Fischer, A., Makowski, P., Müller, J. O., Antonietti, M., Thomas, A., & Goettmann, F. (2008). High-surface-area TiO₂ and TiN as catalysts for the C-C coupling of alcohols and ketones. ChemSusChem: chemistry & sustainability, energy & materials, 1(5), 444-449. Retrieved from http://dx.doi.org/10.1002/cssc.200800019.

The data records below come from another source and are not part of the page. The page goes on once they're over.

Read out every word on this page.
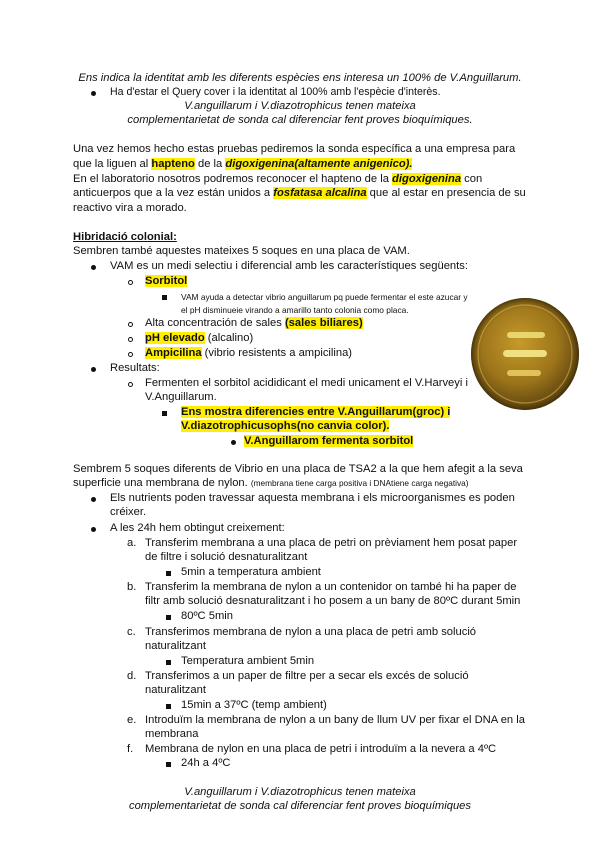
Ens indica la identitat amb les diferents espècies ens interesa un 100% de V.Anguillarum.
Ha d'estar el Query cover i la identitat al 100% amb l'espècie d'interès.
V.anguillarum i V.diazotrophicus tenen mateixa
complementarietat de sonda cal diferenciar fent proves bioquímiques.
Una vez hemos hecho estas pruebas pediremos la sonda específica a una empresa para
que la liguen al hapteno de la digoxigenina(altamente anigenico).
En el laboratorio nosotros podremos reconocer el hapteno de la digoxigenina con
anticuerpos que a la vez están unidos a fosfatasa alcalina que al estar en presencia de su
reactivo vira a morado.
Hibridació colonial:
Sembren també aquestes mateixes 5 soques en una placa de VAM.
VAM es un medi selectiu i diferencial amb les característiques següents:
Sorbitol
VAM ayuda a detectar vibrio anguillarum pq puede fermentar el este azucar y
el pH disminueie virando a amarillo tanto colonia como placa.
Alta concentración de sales (sales biliares)
pH elevado (alcalino)
Ampicilina (vibrio resistents a ampicilina)
Resultats:
Fermenten el sorbitol acididicant el medi unicament el V.Harveyi i
V.Anguillarum.
Ens mostra diferencies entre V.Anguillarum(groc) i
V.diazotrophicusophs(no canvia color).
V.Anguillarom fermenta sorbitol
Sembrem 5 soques diferents de Vibrio en una placa de TSA2 a la que hem afegit a la seva
superficie una membrana de nylon. (membrana tiene carga positiva i DNAtiene carga negativa)
Els nutrients poden travessar aquesta membrana i els microorganismes es poden
créixer.
A les 24h hem obtingut creixement:
a. Transferim membrana a una placa de petri on prèviament hem posat paper
de filtre i solució desnaturalitzant
5min a temperatura ambient
b. Transferim la membrana de nylon a un contenidor on també hi ha paper de
filtr amb solució desnaturalitzant i ho posem a un bany de 80ºC durant 5min
80ºC 5min
c. Transferimos membrana de nylon a una placa de petri amb solució
naturalitzant
Temperatura ambient 5min
d. Transferimos a un paper de filtre per a secar els excés de solució
naturalitzant
15min a 37ºC (temp ambient)
e. Introduïm la membrana de nylon a un bany de llum UV per fixar el DNA en la
membrana
f. Membrana de nylon en una placa de petri i introduïm a la nevera a 4ºC
24h a 4ºC
V.anguillarum i V.diazotrophicus tenen mateixa
complementarietat de sonda cal diferenciar fent proves bioquímiques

Cite as: https://hdl.handle.net/11858/00-001M-0000-0010-FF0F-C

Abstract

To design more sustainable processes for the alkylation of ketones, the use of both atom-ineffective leaving groups such as halides and boron as well as noble-metal-based catalysts should be avoided. For that purpose, high-surface-area titanium nitride was prepared from high-surface-area titanium dioxide using cyanamide as a transcription agent. The resulting nitride as well as the initial oxide proved to be effective and versatile catalysts for the alkylation of ketones with alcohols. Interestingly, the TiN catalyst yields unsaturated compounds, while the oxide-based catalyst mainly yields saturated coupling products. As a result of its metallic properties, TiN shows a strong tendency to catalyse the dehydrogenation of alcohols, which then undergo aldol condensation with ketones. In contrast, TiO2 promotes the direct nucleophilic attack of ketones on alcohols.